I feel like its related to a random seed since we are using different machines....
also which version of pytorch to you use? I am using pytorch 1.7.1 here
pytorch 1.7.1+cu110
I tried with pip install .
, nan still occurs, maybe you could update the results with fixed seed for pytorch,mxnet,numpy,random ... etc, and I will see if I can reproduce it?
I can try sure.. I just re-ran it again with the parameters from the paper and checked in the notebook, I also fixed the "cuda" device name...
my cuda settings is like:
device = torch.device("cuda:0" if torch.cuda.is_available() else "cpu")

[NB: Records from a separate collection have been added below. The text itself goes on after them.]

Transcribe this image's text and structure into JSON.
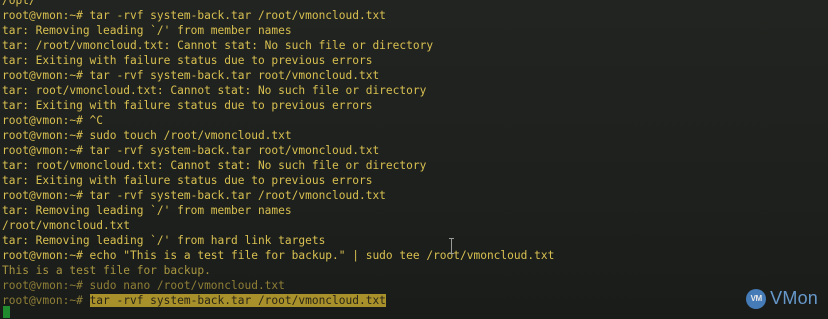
{
  "terminal": {
    "lines": [
      "/opt/",
      "root@vmon:~# tar -rvf system-back.tar /root/vmoncloud.txt",
      "tar: Removing leading `/' from member names",
      "tar: /root/vmoncloud.txt: Cannot stat: No such file or directory",
      "tar: Exiting with failure status due to previous errors",
      "root@vmon:~# tar -rvf system-back.tar root/vmoncloud.txt",
      "tar: root/vmoncloud.txt: Cannot stat: No such file or directory",
      "tar: Exiting with failure status due to previous errors",
      "root@vmon:~# ^C",
      "root@vmon:~# sudo touch /root/vmoncloud.txt",
      "root@vmon:~# tar -rvf system-back.tar root/vmoncloud.txt",
      "tar: root/vmoncloud.txt: Cannot stat: No such file or directory",
      "tar: Exiting with failure status due to previous errors",
      "root@vmon:~# tar -rvf system-back.tar /root/vmoncloud.txt",
      "tar: Removing leading `/' from member names",
      "/root/vmoncloud.txt",
      "tar: Removing leading `/' from hard link targets",
      "root@vmon:~# echo \"This is a test file for backup.\" | sudo tee /root/vmoncloud.txt",
      "This is a test file for backup.",
      "root@vmon:~# sudo nano /root/vmoncloud.txt"
    ],
    "last_prompt": "root@vmon:~# ",
    "selected_command": "tar -rvf system-back.tar /root/vmoncloud.txt"
  },
  "watermark": {
    "badge": "VM",
    "text": "VMon"
  },
  "colors": {
    "background": "#1d1f1d",
    "text": "#d8c050",
    "selection": "#a8902a",
    "cursor": "#1f8a2e",
    "watermark": "#6fa6de"
  }
}
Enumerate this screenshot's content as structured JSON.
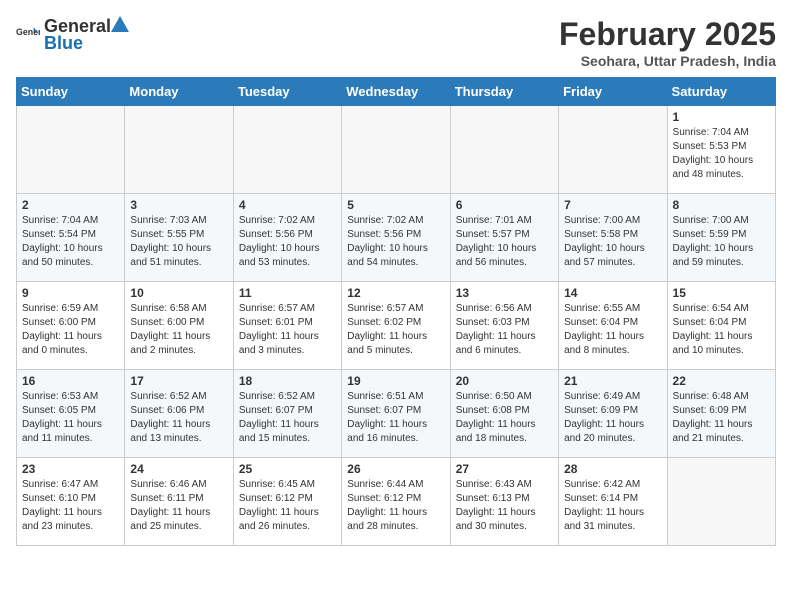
{
  "header": {
    "logo_general": "General",
    "logo_blue": "Blue",
    "title": "February 2025",
    "location": "Seohara, Uttar Pradesh, India"
  },
  "weekdays": [
    "Sunday",
    "Monday",
    "Tuesday",
    "Wednesday",
    "Thursday",
    "Friday",
    "Saturday"
  ],
  "weeks": [
    [
      {
        "day": "",
        "info": ""
      },
      {
        "day": "",
        "info": ""
      },
      {
        "day": "",
        "info": ""
      },
      {
        "day": "",
        "info": ""
      },
      {
        "day": "",
        "info": ""
      },
      {
        "day": "",
        "info": ""
      },
      {
        "day": "1",
        "info": "Sunrise: 7:04 AM\nSunset: 5:53 PM\nDaylight: 10 hours and 48 minutes."
      }
    ],
    [
      {
        "day": "2",
        "info": "Sunrise: 7:04 AM\nSunset: 5:54 PM\nDaylight: 10 hours and 50 minutes."
      },
      {
        "day": "3",
        "info": "Sunrise: 7:03 AM\nSunset: 5:55 PM\nDaylight: 10 hours and 51 minutes."
      },
      {
        "day": "4",
        "info": "Sunrise: 7:02 AM\nSunset: 5:56 PM\nDaylight: 10 hours and 53 minutes."
      },
      {
        "day": "5",
        "info": "Sunrise: 7:02 AM\nSunset: 5:56 PM\nDaylight: 10 hours and 54 minutes."
      },
      {
        "day": "6",
        "info": "Sunrise: 7:01 AM\nSunset: 5:57 PM\nDaylight: 10 hours and 56 minutes."
      },
      {
        "day": "7",
        "info": "Sunrise: 7:00 AM\nSunset: 5:58 PM\nDaylight: 10 hours and 57 minutes."
      },
      {
        "day": "8",
        "info": "Sunrise: 7:00 AM\nSunset: 5:59 PM\nDaylight: 10 hours and 59 minutes."
      }
    ],
    [
      {
        "day": "9",
        "info": "Sunrise: 6:59 AM\nSunset: 6:00 PM\nDaylight: 11 hours and 0 minutes."
      },
      {
        "day": "10",
        "info": "Sunrise: 6:58 AM\nSunset: 6:00 PM\nDaylight: 11 hours and 2 minutes."
      },
      {
        "day": "11",
        "info": "Sunrise: 6:57 AM\nSunset: 6:01 PM\nDaylight: 11 hours and 3 minutes."
      },
      {
        "day": "12",
        "info": "Sunrise: 6:57 AM\nSunset: 6:02 PM\nDaylight: 11 hours and 5 minutes."
      },
      {
        "day": "13",
        "info": "Sunrise: 6:56 AM\nSunset: 6:03 PM\nDaylight: 11 hours and 6 minutes."
      },
      {
        "day": "14",
        "info": "Sunrise: 6:55 AM\nSunset: 6:04 PM\nDaylight: 11 hours and 8 minutes."
      },
      {
        "day": "15",
        "info": "Sunrise: 6:54 AM\nSunset: 6:04 PM\nDaylight: 11 hours and 10 minutes."
      }
    ],
    [
      {
        "day": "16",
        "info": "Sunrise: 6:53 AM\nSunset: 6:05 PM\nDaylight: 11 hours and 11 minutes."
      },
      {
        "day": "17",
        "info": "Sunrise: 6:52 AM\nSunset: 6:06 PM\nDaylight: 11 hours and 13 minutes."
      },
      {
        "day": "18",
        "info": "Sunrise: 6:52 AM\nSunset: 6:07 PM\nDaylight: 11 hours and 15 minutes."
      },
      {
        "day": "19",
        "info": "Sunrise: 6:51 AM\nSunset: 6:07 PM\nDaylight: 11 hours and 16 minutes."
      },
      {
        "day": "20",
        "info": "Sunrise: 6:50 AM\nSunset: 6:08 PM\nDaylight: 11 hours and 18 minutes."
      },
      {
        "day": "21",
        "info": "Sunrise: 6:49 AM\nSunset: 6:09 PM\nDaylight: 11 hours and 20 minutes."
      },
      {
        "day": "22",
        "info": "Sunrise: 6:48 AM\nSunset: 6:09 PM\nDaylight: 11 hours and 21 minutes."
      }
    ],
    [
      {
        "day": "23",
        "info": "Sunrise: 6:47 AM\nSunset: 6:10 PM\nDaylight: 11 hours and 23 minutes."
      },
      {
        "day": "24",
        "info": "Sunrise: 6:46 AM\nSunset: 6:11 PM\nDaylight: 11 hours and 25 minutes."
      },
      {
        "day": "25",
        "info": "Sunrise: 6:45 AM\nSunset: 6:12 PM\nDaylight: 11 hours and 26 minutes."
      },
      {
        "day": "26",
        "info": "Sunrise: 6:44 AM\nSunset: 6:12 PM\nDaylight: 11 hours and 28 minutes."
      },
      {
        "day": "27",
        "info": "Sunrise: 6:43 AM\nSunset: 6:13 PM\nDaylight: 11 hours and 30 minutes."
      },
      {
        "day": "28",
        "info": "Sunrise: 6:42 AM\nSunset: 6:14 PM\nDaylight: 11 hours and 31 minutes."
      },
      {
        "day": "",
        "info": ""
      }
    ]
  ]
}
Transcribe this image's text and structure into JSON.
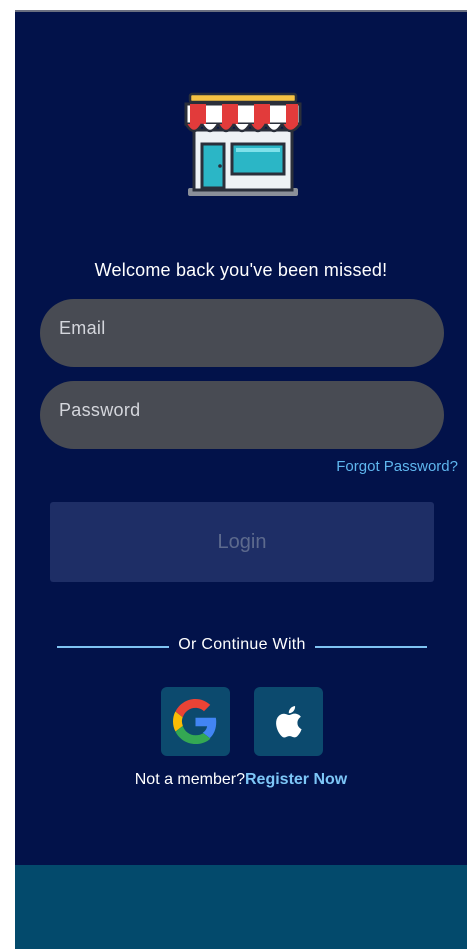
{
  "login": {
    "welcome_text": "Welcome back you've been missed!",
    "email_placeholder": "Email",
    "password_placeholder": "Password",
    "forgot_password": "Forgot Password?",
    "login_button": "Login",
    "divider_text": "Or Continue With",
    "not_member_text": "Not a member?",
    "register_link": "Register Now"
  },
  "social": {
    "google_icon": "google-icon",
    "apple_icon": "apple-icon"
  },
  "colors": {
    "background": "#02124a",
    "field": "#484b53",
    "login_button": "#1e2e66",
    "accent_link": "#7dc6f7",
    "social_tile": "#0c4a6e",
    "bottom_bar": "#034a6c"
  }
}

but this is just because I don't have a GPU on 1
.
ok so setting a seed e.g. via:
np.random.seed(123456)
torch.manual_seed(123456)
also works for me and I get no nan
in training... can you try to perhaps train with less num_workers
e.g. 4 or 2 or even 0?
nothing works :/ I reinstalled everything in a clean env and still doesn't work.
I installed gluonts
via pip install git+https://github.com/awslabs/gluon-ts.git@master#egg=gluonts
.
If I try to install PyTorchTS via pip install pytorchts
, I get this error:
ERROR: Packages installed from PyPI cannot depend on packages which are not also hosted on PyPI. pytorchts depends on gluonts@ git+https://github.com/awslabs/gluon-ts.git@master#egg=gluonts
sorry to hear that... i will try to reproduce on a clean env as well!
I have the same results NaN
, and I found that the outputs are NaN
. It is very strange.
can you try to use the 0.7.0
branch?
I am unable to reproduce results from TimeGrad Notebook. I am getting diverging loss into NaN loss.
predictor = estimator.train(dataset_train, num_workers=8)